Acontece que Indicações ao Grammy Latino foi anunciada – e sua música “QQQQ”, de seu segundo álbum de 2025, “Día”, foi indicada para performance de música eletrônica latina.

“Fiquei muito confuso. Ninguém disse o que estava acontecendo em suas mensagens. Eles estavam apenas me dando parabéns”, diz Minus, que ri do momento durante nossa ligação pelo Zoom. Ela ligou da Cidade do México, algumas horas antes de pegar um voo para a Itália para iniciar uma nova etapa de sua turnê “Día”.

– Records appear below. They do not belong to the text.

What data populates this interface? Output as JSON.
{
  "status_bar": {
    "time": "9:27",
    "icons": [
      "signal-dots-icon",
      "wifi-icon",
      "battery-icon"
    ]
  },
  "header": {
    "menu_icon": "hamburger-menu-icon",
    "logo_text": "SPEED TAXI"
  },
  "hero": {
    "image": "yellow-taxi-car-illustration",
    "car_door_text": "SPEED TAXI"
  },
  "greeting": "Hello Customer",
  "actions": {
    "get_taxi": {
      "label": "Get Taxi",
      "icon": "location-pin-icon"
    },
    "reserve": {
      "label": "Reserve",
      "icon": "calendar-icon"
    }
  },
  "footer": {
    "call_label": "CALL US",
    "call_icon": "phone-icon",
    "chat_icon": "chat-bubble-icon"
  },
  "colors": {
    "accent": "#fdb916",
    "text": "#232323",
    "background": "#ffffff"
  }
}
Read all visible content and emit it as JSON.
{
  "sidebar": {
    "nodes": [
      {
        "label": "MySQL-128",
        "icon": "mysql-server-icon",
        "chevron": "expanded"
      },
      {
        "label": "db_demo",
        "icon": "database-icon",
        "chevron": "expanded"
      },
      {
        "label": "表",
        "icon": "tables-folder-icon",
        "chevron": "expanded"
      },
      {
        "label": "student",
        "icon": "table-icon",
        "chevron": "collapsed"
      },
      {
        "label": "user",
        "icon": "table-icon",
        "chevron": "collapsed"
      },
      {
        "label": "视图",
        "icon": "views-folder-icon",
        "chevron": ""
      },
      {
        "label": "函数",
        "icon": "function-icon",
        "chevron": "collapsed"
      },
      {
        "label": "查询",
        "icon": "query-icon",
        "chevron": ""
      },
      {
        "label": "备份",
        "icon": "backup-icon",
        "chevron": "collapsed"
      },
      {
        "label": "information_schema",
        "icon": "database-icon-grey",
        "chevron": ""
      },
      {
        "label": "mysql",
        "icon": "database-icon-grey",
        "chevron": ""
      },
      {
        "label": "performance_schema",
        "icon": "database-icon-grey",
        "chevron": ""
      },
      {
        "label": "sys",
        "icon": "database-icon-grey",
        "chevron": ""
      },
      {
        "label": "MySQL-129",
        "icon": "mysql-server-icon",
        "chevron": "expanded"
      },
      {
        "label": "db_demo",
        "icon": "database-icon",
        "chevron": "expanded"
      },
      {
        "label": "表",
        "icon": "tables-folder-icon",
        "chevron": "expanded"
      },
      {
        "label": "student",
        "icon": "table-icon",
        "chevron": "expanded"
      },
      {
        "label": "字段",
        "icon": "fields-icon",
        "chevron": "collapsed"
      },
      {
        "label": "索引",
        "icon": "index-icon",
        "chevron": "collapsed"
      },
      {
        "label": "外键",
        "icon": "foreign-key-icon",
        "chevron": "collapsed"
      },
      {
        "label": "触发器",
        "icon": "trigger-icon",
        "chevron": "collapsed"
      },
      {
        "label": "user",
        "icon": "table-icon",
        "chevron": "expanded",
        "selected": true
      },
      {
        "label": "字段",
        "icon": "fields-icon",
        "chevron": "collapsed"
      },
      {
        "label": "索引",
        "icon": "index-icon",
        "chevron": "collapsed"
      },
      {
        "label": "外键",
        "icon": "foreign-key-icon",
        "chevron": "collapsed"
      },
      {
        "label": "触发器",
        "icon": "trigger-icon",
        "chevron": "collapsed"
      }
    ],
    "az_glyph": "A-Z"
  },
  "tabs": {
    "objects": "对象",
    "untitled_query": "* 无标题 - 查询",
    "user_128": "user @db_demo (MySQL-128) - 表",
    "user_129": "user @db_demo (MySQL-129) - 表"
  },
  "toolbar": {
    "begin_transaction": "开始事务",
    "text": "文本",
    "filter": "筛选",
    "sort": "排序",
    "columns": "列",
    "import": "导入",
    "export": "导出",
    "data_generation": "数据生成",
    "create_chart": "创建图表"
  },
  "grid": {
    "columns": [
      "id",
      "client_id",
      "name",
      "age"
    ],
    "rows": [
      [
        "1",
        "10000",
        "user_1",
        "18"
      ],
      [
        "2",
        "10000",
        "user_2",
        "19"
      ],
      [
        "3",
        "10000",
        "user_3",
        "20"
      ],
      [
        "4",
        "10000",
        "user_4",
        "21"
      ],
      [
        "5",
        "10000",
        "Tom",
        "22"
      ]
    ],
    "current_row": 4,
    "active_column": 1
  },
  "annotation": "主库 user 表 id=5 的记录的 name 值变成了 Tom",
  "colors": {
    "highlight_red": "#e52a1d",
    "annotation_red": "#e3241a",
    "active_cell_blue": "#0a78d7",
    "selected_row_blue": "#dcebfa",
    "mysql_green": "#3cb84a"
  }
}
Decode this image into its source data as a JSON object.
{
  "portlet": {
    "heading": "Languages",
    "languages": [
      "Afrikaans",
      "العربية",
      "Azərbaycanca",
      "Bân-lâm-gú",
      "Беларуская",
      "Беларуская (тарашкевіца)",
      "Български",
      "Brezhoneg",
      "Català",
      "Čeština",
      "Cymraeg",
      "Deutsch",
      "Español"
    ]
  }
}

“Assim que descobri que fui indicado, desliguei meu telefone novamente. Precisava de um segundo para mim. Para ser totalmente honesto, isso não estava nem um pouco no meu radar. Eu nem sabia que tínhamos enviado alguma coisa.”

Desde o seu lançamento em janeiro passado, “Día” deixou impressões duradouras tanto na crítica como nos fãs. Em 10 faixas alimentadas por sintetizadores, Minus canaliza seu estado emocional flutuante enquanto navegava por um período de ajuste de contas – caracterizado por uma vida quase inteiramente vivida em aviões, quartos de hotel e estúdios estrangeiros – através de sinistros acordes de sintetizadores e explosões de batidas dançantes vigorosas.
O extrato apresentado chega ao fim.